Wear the correct footwear.
Properly caring for your feet can help prevent both disease and discoloration in a myriad of ways. Cunha's best advice includes avoiding walking barefoot in any public places and wearing only clean socks and avoiding re-wear and changing socks frequently if you are active. Dark, moist places are where bacteria thrive, and you’ll want to avoid giving them an easy place to grow.
Consider wearing moisture-wicking socks and avoid fabrics that trap in water like wool and polyester.

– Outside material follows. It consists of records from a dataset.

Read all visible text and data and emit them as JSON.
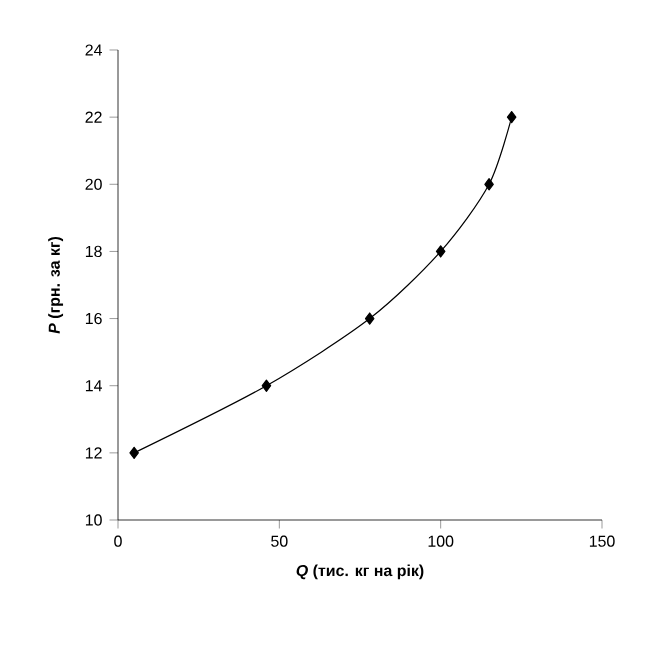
{
  "chart_data": {
    "type": "line",
    "xlabel": "*Q* (тис. кг на рік)",
    "ylabel": "*P* (грн. за кг)",
    "x": [
      5,
      46,
      78,
      100,
      115,
      122
    ],
    "series": [
      {
        "color": "#000000",
        "values": [
          12,
          14,
          16,
          18,
          20,
          22
        ]
      }
    ],
    "xlim": [
      0,
      150
    ],
    "ylim": [
      10,
      24
    ],
    "xticks": [
      0,
      50,
      100,
      150
    ],
    "yticks": [
      10,
      12,
      14,
      16,
      18,
      20,
      22,
      24
    ],
    "marker": "diamond",
    "line_style": "solid"
  }
}
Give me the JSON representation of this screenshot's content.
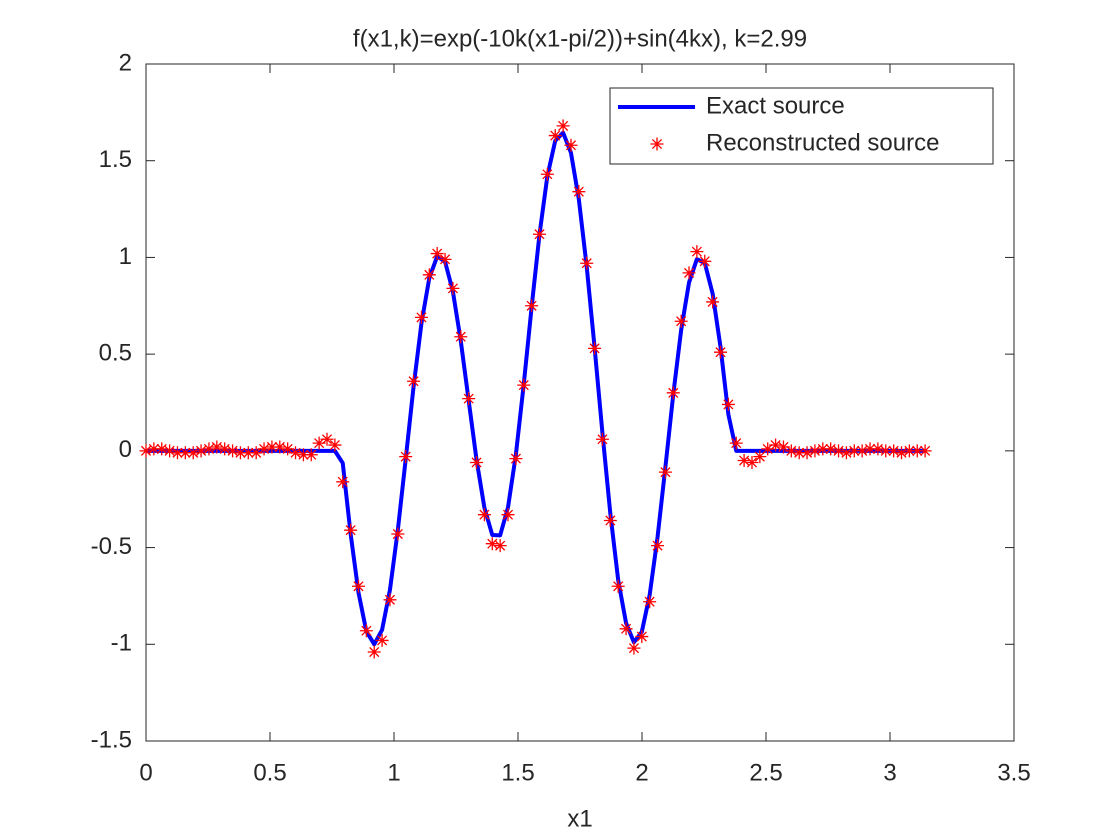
{
  "chart_data": {
    "type": "line",
    "title": "f(x1,k)=exp(-10k(x1-pi/2))+sin(4kx),    k=2.99",
    "xlabel": "x1",
    "x": [
      0,
      0.0317,
      0.0635,
      0.0952,
      0.1269,
      0.1587,
      0.1904,
      0.2221,
      0.2539,
      0.2856,
      0.3173,
      0.3491,
      0.3808,
      0.4125,
      0.4443,
      0.476,
      0.5077,
      0.5395,
      0.5712,
      0.6029,
      0.6347,
      0.6664,
      0.6981,
      0.7299,
      0.7616,
      0.7933,
      0.8251,
      0.8568,
      0.8885,
      0.9203,
      0.952,
      0.9837,
      1.0155,
      1.0472,
      1.0789,
      1.1107,
      1.1424,
      1.1741,
      1.2059,
      1.2376,
      1.2693,
      1.3011,
      1.3328,
      1.3645,
      1.3963,
      1.428,
      1.4597,
      1.4915,
      1.5232,
      1.5549,
      1.5867,
      1.6184,
      1.6501,
      1.6819,
      1.7136,
      1.7453,
      1.7771,
      1.8088,
      1.8405,
      1.8723,
      1.904,
      1.9357,
      1.9675,
      1.9992,
      2.0309,
      2.0627,
      2.0944,
      2.1261,
      2.1579,
      2.1896,
      2.2213,
      2.2531,
      2.2848,
      2.3165,
      2.3483,
      2.38,
      2.4117,
      2.4435,
      2.4752,
      2.5069,
      2.5387,
      2.5704,
      2.6021,
      2.6339,
      2.6656,
      2.6973,
      2.7291,
      2.7608,
      2.7925,
      2.8243,
      2.856,
      2.8877,
      2.9195,
      2.9512,
      2.9829,
      3.0147,
      3.0464,
      3.0781,
      3.1099,
      3.1416
    ],
    "series": [
      {
        "name": "Exact source",
        "color": "#0000ff",
        "values": [
          0,
          0,
          0,
          0,
          0,
          0,
          0,
          0,
          0,
          0,
          0,
          0,
          0,
          0,
          0,
          0,
          0,
          0,
          0,
          0,
          0,
          0,
          0,
          0,
          0,
          -0.063,
          -0.429,
          -0.733,
          -0.933,
          -1.0,
          -0.925,
          -0.718,
          -0.409,
          -0.042,
          0.332,
          0.659,
          0.894,
          1.005,
          0.978,
          0.823,
          0.568,
          0.26,
          -0.046,
          -0.294,
          -0.435,
          -0.437,
          -0.292,
          -0.019,
          0.344,
          0.743,
          1.119,
          1.42,
          1.603,
          1.645,
          1.541,
          1.301,
          0.952,
          0.535,
          0.092,
          -0.324,
          -0.668,
          -0.89,
          -0.99,
          -0.936,
          -0.745,
          -0.446,
          -0.083,
          0.292,
          0.625,
          0.87,
          0.991,
          0.971,
          0.813,
          0.538,
          0.188,
          0,
          0,
          0,
          0,
          0,
          0,
          0,
          0,
          0,
          0,
          0,
          0,
          0,
          0,
          0,
          0,
          0,
          0,
          0,
          0,
          0,
          0,
          0,
          0,
          0
        ]
      },
      {
        "name": "Reconstructed source",
        "color": "#ff0000",
        "marker": "*",
        "values": [
          0,
          0.01,
          0.01,
          0,
          -0.01,
          -0.01,
          -0.01,
          0,
          0.01,
          0.02,
          0.01,
          0,
          -0.01,
          -0.01,
          -0.01,
          0.01,
          0.02,
          0.02,
          0.01,
          -0.01,
          -0.02,
          -0.02,
          0.04,
          0.06,
          0.03,
          -0.16,
          -0.41,
          -0.7,
          -0.93,
          -1.04,
          -0.98,
          -0.77,
          -0.43,
          -0.03,
          0.36,
          0.69,
          0.91,
          1.02,
          0.99,
          0.84,
          0.59,
          0.27,
          -0.06,
          -0.33,
          -0.48,
          -0.49,
          -0.33,
          -0.04,
          0.34,
          0.75,
          1.12,
          1.43,
          1.63,
          1.68,
          1.58,
          1.34,
          0.97,
          0.53,
          0.06,
          -0.36,
          -0.7,
          -0.92,
          -1.02,
          -0.96,
          -0.78,
          -0.49,
          -0.11,
          0.3,
          0.67,
          0.92,
          1.03,
          0.98,
          0.77,
          0.51,
          0.24,
          0.04,
          -0.05,
          -0.06,
          -0.03,
          0.01,
          0.03,
          0.02,
          0,
          -0.01,
          -0.01,
          0,
          0.01,
          0.01,
          0,
          -0.01,
          0,
          0,
          0.01,
          0.01,
          0,
          0,
          -0.01,
          0,
          0,
          0
        ]
      }
    ],
    "xlim": [
      0,
      3.5
    ],
    "xticks": [
      0,
      0.5,
      1,
      1.5,
      2,
      2.5,
      3,
      3.5
    ],
    "ylim": [
      -1.5,
      2
    ],
    "yticks": [
      -1.5,
      -1,
      -0.5,
      0,
      0.5,
      1,
      1.5,
      2
    ],
    "grid": false,
    "legend": "northeast"
  }
}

Properly-fitting shoes are also a must to avoid repetitive micro-trauma. Consistent trimming, cleansing, and filing of the nails are important as well to avoid discoloration-causing trauma and infection.
Get a laser treatment.
Not just for hair removal and anti-aging, laser treatment for nails is a pain-free way to deal with certain discolorations. Laser treatment "creates micro-pores on the nail bed allowing the anti-fungal topical to penetrate into the nail plate more efficiently and effectively, attacking the source of the nail plate more directly," says Cunha.
Research your nail salon.
If you opt for professional pedicures, ensure you only select places that properly sanitize tools, tubs, and products in-between each and every customer. Otherwise, you risk contracting a fungus or bacterial infection—a large price to pay for what was meant to be a little R&R.
Use common kitchen items.
Finally, the answer to whiter nails just might be in your kitchen cabinet. Cunha says, "Apple cider vinegar contains both acetic acid and alpha hydroxy acid, which have anti-fungal, antiseptic, and antimicrobial properties to help fight fungal nails which in turn are more likely improve the white-appearance of the nail." Create a foot soak of one part ACV and two parts warm water to help treat the infected areas.
Other products applied topically, such as baking soda and toothpaste, may help cosmetically improve the whiteness of the nails, so long as the nails are not discolored permanently from trauma or underlying pathological conditions. Ultimately, "the quality of your nails really goes down to how well you treat your feet," he explains.